Photograph courtesy of the Arkansas Children’s Hospital
Building a collaborative network
It’s a two-way street. The Rational Intervention for KCNQ2 Epileptic Encephalopathy (RIKEE) patient registry both provides valuable information and accepts the input of new data from volunteers, creating a powerful collaborative resource to help families, physicians, and researchers. Just ask Dr. Sarah Mulkey. Dr. Mulkey is an Assistant Professor in the Department of Pediatrics, Section of Neurology, at the University of Arkansas for Medical Sciences. She was caring for a newborn whose clinical presentation was like none she’d seen before, and RIKEE came to the rescue. The parents of Dr. Mulkey’s young patient later agreed to have their child participate in the RIKEE registry, a decision that set in motion a detailed reexamination of the histories of patients with similar stories diagnosed around the world.
Thank you, Dr. Mulkey, for sharing your insights with KCNQ2 Perspectives.
Searching for answers
Just after birth, a baby was having movements that looked like seizures. The infant was brought to our neonatal intensive care unit, where I work as a neonatal neurologist. The baby appeared ill, but brain imaging did not reveal a reason. Although the brain wave test (or EEG) was far from normal, it showed that the baby’s movements were not caused by seizures–in fact I could find no real seizures at all. This was a highly unusual pattern. Although I suspected there might be an underlying genetic cause for the baby’s illness, the combination of symptoms and test results was different from any patient that I had previously encountered. I decided to email Dr. Phillip Pearl in Boston, a renown expert in genetic metabolic epilepsy in children, to seek his advice.
Suspecting a genetic-related epilepsy and possibly KCNQ2, Dr. Pearl put me in contact with neurologists Dr. Ed Cooper in Houston and Dr. Roberta Cilio in San Francisco. Genetic testing indeed revealed a KCNQ2 variant. The RIKEE database also informed us that there were several other families and treating physicians participating in research that had referred children with the very same variant as found in my patient. As permitted under the RIKEE research protocol, we contacted all the treating physicians and all agreed to form a new, international collaborative team. Although the research is ongoing, overall we have learned that the patients have many similarities with each other and are different in important respects from patients with some other KCNQ2 variants. We believe this new understanding will help us design new treatment strategies, which in this instance would be tailored to not only to KCNQ2, but to an individual KCNQ2 variant.

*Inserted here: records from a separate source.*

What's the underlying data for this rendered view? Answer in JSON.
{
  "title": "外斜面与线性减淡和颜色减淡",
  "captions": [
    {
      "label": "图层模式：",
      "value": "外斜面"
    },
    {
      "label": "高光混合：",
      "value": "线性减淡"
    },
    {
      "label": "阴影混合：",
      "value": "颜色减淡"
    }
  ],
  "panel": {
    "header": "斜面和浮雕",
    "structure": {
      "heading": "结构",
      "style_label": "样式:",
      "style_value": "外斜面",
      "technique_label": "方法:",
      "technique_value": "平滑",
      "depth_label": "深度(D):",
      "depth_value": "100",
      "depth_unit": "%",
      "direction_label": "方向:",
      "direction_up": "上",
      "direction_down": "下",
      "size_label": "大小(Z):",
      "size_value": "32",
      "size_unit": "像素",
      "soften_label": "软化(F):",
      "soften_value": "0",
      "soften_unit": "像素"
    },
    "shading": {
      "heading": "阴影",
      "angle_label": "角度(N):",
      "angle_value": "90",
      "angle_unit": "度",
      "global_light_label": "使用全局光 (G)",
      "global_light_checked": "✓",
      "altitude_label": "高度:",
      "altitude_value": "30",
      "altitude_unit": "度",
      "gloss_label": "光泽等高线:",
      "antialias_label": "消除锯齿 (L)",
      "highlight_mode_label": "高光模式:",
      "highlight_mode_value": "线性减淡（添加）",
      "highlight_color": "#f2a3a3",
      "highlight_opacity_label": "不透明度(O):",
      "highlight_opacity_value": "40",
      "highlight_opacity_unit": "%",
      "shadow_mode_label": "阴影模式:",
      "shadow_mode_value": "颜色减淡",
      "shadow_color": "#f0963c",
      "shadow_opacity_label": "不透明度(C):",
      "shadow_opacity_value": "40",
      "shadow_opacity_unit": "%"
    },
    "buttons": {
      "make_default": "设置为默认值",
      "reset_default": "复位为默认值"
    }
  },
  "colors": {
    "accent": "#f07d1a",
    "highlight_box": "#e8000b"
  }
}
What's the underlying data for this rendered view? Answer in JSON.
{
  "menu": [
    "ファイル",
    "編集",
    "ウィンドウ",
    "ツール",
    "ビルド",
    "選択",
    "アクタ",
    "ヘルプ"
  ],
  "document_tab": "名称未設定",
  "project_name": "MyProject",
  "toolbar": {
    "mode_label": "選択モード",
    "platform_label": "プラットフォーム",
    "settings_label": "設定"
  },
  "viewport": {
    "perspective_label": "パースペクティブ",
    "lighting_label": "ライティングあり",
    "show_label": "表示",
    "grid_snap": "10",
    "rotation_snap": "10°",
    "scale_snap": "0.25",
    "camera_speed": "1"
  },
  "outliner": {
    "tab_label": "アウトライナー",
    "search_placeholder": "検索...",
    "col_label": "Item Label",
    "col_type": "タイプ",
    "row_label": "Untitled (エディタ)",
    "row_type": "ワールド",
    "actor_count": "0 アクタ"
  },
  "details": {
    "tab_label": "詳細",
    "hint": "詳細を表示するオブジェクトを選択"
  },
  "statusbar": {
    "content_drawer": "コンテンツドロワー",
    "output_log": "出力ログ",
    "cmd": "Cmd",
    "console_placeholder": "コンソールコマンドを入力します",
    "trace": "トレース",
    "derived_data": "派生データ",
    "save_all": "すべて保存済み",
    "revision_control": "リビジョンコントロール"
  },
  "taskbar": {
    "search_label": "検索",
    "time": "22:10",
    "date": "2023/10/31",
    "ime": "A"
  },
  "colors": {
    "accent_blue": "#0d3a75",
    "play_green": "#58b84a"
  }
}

“…it is important to build such networks of colleagues for rare illnesses so that we can combine our knowledge…” –SM
Only the existence of the RIKEE database and its contributing network of families, scientists and physicians allowed me to gain a real understanding of my patient’s situation. This experience showed me that it is important to build such networks of colleagues for rare illnesses so that we can combine our knowledge and advance science to provide the best care.
Adding to the registry
I also recently took care of another newborn whose history fit with the definition of benign familial neonatal epilepsy (BFNE). Like most other babies with BFNE, my patient had neonatal seizures that were easily controlled with medicine, and the baby showed normal developmental progress. Because KCNQ2 variants are the most frequent cause of BFNE, it was not a great surprise when testing revealed a KCNQ2 variant. Based on research conducted by the RIKEE team, Dr. Cooper explained that, because of the location of the variant within KCNQ2, additional specialized genetic testing might be warranted. I contacted the genetic testing service and requested the additional analysis be performed, leading to a revised diagnosis. This provides another example of how the RIKEE database can increase understanding of these variants and improve care for individuals and their families.
Sharing what we learn
As a result of this fruitful collaboration, Dr. Cooper invited me to attend the KCNQ2 investigators’ meeting at AES (read a recap of that meeting in the Q2 News). I was able to share my experience in caring for these patients with other researchers that are working on different aspects of KCNQ2. It was inspiring to spend a day with other dedicated clinicians and neuroscientists focused in KCNQ2-related epilepsy research. I believe it is multi-disciplinary collaborations like this that will be able to make pivotal discoveries and improve the lives of patients with genetic epilepsies. I look forward to continuing these team efforts on KCNQ2.
Sarah Mulkey, MD, PhD, graduated with her medical degree at the Florida State University College of Medicine and completed her child neurology residency training at the University of Arkansas for Medical Sciences. She focuses her clinical work on caring for newborns with different types of neurologic conditions. She has a PhD in clinical research and works to find treatments for newborn brain injury and improve neurologic outcomes for babies. Outside of work, she keeps busy with her three young children ages 2, 4, and 7.